Bisogna che piano piano rincomincino a farci lavorare. Per fasce d’età, con varie modalità, chiamata volontaria… vediamo. L’importante è ricominciare, in modo attento. Se stiamo fermi ancora, il rischio è di non ripartire più. Va cambiato il modo di gestire le cose e questo momento va vissuto anche come l’opportunità di riscrivere l’Italia che funziona. Se la burocrazia resta la stessa e tutti sono inchiodati all’idea : «Non è problema mio, ma degli altri» non va bene.

Intanto, tuttavia, siete rimasti fermi e la liquidità è il tema centrale, ribadisce?

Sì, abbiamo bisogno di finanza, risorse a lungo termine. La politica ci aiuti, ora. E poi sull’Europa… dev’essere Europa. Quanto sognavo gli Stati Uniti d’Europa. Ora se ha il coraggio di essere tale, deve chiamare tutti gli Stati. Muoversi come gli Usa.
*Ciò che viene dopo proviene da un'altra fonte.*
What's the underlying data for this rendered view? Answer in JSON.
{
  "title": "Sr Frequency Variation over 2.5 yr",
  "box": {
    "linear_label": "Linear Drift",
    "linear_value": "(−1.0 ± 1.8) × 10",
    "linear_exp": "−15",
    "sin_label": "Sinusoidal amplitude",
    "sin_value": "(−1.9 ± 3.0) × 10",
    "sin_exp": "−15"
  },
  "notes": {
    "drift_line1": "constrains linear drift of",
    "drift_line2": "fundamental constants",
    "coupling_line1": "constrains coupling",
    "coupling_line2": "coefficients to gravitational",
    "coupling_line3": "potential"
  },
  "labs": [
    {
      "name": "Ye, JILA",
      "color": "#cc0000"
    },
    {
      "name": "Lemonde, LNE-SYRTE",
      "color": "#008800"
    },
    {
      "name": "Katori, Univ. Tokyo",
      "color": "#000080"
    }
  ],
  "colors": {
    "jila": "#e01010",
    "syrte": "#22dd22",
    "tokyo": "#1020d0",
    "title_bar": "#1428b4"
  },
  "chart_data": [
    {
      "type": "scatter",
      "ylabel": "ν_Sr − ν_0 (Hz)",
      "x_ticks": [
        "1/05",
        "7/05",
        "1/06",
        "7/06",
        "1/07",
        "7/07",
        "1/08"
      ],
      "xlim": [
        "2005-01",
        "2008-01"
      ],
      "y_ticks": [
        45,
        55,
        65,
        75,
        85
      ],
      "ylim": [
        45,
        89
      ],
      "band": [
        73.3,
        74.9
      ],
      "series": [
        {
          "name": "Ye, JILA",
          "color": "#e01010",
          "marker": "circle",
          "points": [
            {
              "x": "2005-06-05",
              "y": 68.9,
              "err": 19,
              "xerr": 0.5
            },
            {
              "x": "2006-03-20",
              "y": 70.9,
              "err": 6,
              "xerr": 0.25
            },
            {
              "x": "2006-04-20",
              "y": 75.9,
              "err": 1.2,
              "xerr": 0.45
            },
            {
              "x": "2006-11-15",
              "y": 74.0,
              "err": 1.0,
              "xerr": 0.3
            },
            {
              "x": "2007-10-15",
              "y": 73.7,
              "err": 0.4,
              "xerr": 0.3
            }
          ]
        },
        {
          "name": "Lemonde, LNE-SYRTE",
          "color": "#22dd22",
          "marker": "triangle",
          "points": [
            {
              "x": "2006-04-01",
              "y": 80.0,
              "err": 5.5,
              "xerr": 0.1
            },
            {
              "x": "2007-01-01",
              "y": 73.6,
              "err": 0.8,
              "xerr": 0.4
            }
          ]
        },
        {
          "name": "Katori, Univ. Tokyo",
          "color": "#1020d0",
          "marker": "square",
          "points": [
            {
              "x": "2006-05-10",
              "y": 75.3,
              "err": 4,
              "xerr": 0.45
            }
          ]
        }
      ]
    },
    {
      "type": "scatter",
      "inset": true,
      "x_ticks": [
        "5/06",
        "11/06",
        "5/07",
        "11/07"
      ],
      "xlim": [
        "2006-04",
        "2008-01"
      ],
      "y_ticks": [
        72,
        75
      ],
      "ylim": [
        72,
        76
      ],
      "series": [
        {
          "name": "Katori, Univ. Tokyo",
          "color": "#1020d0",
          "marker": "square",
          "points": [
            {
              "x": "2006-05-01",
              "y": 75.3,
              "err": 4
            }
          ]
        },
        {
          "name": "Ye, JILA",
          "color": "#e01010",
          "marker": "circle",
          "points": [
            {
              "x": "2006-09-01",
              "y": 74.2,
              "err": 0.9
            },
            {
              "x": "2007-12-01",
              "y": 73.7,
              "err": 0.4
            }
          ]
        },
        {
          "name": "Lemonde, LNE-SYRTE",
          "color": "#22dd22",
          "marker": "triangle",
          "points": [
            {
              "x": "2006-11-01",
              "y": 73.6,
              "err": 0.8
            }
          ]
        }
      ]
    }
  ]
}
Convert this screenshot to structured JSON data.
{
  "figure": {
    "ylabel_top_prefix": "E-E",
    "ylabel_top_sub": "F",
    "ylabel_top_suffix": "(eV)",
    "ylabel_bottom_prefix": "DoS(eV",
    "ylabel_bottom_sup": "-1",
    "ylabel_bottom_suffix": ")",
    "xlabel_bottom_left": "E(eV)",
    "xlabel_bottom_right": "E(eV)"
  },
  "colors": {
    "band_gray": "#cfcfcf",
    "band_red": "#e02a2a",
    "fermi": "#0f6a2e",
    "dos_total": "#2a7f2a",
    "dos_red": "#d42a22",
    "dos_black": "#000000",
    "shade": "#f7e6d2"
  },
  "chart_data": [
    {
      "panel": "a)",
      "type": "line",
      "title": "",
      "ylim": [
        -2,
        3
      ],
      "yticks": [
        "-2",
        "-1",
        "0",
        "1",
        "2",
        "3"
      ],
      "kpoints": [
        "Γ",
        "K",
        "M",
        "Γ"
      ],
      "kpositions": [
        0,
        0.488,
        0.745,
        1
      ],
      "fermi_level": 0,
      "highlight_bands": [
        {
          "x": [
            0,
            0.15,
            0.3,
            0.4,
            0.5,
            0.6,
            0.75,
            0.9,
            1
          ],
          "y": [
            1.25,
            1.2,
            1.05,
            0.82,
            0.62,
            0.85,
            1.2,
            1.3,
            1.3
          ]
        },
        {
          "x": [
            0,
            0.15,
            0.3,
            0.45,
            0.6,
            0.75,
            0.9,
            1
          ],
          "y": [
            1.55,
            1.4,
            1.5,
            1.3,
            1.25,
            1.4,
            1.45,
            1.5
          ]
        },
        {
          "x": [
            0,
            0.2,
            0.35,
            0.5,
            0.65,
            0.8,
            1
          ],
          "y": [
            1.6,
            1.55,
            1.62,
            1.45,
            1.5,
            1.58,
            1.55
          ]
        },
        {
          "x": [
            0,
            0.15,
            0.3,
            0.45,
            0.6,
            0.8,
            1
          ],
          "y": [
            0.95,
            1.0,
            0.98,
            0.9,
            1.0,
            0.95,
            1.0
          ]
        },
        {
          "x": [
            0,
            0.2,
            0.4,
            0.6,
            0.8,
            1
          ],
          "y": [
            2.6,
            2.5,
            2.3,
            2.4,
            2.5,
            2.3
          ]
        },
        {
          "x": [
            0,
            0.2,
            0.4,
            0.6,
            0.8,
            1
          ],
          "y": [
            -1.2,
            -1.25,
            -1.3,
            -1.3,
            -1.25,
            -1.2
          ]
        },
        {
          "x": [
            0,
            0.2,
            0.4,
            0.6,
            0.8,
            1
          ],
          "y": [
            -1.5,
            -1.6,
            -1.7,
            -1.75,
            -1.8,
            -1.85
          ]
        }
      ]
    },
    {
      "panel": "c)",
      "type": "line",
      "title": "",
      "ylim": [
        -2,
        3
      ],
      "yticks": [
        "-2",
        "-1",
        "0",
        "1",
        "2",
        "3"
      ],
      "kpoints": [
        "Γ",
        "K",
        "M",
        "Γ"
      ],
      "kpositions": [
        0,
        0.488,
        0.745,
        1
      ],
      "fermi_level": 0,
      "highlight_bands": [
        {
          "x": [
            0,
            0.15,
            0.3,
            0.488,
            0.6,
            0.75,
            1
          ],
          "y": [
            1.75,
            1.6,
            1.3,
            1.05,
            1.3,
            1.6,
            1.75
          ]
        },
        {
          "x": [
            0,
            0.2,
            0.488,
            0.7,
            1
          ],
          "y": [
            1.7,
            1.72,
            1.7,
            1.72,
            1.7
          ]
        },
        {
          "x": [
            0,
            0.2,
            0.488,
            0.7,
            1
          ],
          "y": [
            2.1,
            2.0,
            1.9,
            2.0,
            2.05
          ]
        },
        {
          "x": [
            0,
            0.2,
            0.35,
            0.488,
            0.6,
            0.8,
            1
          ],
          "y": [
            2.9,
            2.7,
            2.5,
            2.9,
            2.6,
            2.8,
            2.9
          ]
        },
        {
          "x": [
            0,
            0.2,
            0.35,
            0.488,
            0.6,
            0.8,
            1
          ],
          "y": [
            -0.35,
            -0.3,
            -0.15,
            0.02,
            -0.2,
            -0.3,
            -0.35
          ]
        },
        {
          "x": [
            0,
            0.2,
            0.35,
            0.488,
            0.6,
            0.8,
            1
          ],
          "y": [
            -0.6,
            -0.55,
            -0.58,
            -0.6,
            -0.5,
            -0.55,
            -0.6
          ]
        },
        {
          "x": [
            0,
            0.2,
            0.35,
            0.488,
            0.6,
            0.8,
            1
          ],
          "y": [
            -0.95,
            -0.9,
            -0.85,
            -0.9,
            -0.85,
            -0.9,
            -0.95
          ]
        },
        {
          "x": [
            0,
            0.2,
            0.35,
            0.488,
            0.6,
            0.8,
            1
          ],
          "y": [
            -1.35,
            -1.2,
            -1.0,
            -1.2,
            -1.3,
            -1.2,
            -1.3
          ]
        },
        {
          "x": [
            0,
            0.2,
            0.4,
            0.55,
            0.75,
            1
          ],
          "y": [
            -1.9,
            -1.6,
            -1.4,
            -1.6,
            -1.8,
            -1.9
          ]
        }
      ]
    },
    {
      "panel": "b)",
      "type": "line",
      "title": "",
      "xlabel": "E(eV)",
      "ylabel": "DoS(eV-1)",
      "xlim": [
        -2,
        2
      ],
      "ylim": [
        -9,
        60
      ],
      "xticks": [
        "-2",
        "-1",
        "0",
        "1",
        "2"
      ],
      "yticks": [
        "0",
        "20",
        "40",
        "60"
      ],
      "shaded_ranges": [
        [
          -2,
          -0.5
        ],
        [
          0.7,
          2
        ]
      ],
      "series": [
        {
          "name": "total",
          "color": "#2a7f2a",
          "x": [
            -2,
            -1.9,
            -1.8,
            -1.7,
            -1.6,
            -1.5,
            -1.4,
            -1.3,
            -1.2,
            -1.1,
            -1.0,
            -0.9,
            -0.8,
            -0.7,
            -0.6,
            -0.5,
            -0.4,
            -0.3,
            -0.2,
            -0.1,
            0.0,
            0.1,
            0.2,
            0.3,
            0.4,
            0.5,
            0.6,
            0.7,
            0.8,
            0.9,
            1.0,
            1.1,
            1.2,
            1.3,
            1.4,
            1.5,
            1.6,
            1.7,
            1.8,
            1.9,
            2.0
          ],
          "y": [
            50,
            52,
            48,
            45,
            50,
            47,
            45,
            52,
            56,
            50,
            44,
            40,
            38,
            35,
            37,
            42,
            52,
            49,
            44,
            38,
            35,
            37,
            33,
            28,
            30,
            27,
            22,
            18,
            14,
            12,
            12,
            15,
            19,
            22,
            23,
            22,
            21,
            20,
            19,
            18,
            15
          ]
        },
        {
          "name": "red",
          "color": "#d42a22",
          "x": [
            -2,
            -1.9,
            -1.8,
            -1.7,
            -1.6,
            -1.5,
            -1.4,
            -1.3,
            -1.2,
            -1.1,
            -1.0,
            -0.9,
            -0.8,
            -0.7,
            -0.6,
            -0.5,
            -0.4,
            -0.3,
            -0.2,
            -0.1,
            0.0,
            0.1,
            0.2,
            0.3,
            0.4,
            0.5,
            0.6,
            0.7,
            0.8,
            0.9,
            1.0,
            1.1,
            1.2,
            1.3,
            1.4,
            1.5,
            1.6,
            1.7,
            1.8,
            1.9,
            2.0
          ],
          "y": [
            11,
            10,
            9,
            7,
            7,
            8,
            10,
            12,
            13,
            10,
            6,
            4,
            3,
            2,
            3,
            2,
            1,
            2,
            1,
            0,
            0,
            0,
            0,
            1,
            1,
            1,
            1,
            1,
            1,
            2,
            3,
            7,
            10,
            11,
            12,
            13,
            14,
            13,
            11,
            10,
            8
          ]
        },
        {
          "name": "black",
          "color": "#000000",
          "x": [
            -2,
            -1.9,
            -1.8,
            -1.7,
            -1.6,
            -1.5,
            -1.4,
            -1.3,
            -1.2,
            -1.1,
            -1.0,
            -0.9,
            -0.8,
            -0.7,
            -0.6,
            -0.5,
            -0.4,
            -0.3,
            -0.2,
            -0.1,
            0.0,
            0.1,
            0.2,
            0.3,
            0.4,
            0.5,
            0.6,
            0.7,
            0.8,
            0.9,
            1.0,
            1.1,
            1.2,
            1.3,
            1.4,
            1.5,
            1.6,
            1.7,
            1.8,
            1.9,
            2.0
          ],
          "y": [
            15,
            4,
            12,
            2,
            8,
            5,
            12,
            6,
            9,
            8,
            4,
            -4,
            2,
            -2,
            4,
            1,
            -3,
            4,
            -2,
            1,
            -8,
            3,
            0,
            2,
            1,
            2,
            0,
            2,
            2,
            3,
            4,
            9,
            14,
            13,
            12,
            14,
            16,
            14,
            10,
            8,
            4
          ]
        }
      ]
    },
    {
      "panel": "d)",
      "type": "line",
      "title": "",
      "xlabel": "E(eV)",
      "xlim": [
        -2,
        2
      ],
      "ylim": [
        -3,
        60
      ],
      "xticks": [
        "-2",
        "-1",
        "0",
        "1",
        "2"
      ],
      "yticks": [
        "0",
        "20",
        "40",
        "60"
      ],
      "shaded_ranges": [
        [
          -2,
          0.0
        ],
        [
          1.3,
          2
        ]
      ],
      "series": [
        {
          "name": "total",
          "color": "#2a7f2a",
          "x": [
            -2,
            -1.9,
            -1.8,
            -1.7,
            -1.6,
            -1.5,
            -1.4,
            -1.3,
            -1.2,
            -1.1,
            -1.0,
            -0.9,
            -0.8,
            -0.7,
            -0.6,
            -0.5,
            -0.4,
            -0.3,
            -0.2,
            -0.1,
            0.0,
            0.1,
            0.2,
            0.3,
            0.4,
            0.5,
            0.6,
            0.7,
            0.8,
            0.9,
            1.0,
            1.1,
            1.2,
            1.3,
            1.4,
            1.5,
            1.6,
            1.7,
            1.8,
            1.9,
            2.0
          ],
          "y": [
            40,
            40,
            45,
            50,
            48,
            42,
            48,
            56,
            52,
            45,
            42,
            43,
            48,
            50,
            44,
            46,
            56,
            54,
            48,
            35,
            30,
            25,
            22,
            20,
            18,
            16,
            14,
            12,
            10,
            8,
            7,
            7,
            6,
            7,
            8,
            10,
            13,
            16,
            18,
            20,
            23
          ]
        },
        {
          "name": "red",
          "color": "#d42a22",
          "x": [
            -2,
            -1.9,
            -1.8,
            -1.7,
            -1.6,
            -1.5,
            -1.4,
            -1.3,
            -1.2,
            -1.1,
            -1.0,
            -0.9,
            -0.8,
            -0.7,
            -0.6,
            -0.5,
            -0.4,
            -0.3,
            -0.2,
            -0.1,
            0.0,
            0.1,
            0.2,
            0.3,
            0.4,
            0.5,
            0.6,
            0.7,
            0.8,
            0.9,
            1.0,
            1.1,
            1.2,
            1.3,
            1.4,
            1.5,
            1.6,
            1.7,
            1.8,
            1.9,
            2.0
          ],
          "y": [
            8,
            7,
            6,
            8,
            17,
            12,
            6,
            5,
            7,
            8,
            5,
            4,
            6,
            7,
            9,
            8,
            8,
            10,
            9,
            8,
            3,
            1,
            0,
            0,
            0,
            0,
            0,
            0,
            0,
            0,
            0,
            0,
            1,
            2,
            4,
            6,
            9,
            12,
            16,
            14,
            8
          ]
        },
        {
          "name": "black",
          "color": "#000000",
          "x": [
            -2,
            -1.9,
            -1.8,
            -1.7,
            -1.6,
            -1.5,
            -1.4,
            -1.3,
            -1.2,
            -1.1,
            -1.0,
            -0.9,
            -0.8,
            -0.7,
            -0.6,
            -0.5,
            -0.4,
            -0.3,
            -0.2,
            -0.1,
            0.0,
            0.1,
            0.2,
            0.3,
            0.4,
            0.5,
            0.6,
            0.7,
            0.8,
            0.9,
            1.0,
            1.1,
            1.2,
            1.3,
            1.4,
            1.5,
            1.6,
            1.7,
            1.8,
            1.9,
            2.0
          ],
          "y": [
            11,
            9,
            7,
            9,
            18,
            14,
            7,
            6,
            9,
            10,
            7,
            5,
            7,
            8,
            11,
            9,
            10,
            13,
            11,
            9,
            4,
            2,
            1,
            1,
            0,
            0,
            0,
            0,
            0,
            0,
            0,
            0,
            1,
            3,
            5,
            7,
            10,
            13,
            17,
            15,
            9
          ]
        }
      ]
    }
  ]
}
Presidente, lei riceve molte telefonate dai suoi colleghi: emerge più la frustrazione, o la rabbia?

Io ascolto la disperazione dalle 7.30 alle 23, ogni giorno. Sento il grande industriale che mi dice: io non ce la faccio. E gli rispondo: non ti devi vergognare, siamo messi tutti come te. Ascolto gente perbene, che si sta distruggendo con l’essere attendisti. Ogni lunedì pomeriggio teniamo il consiglio di presidenza e ognuno parla con i territori per capire ciò che occorre. Chiediamo una cosa semplice: i soldi, alle condizioni che ho detto, e poi pensiamo noi al resto.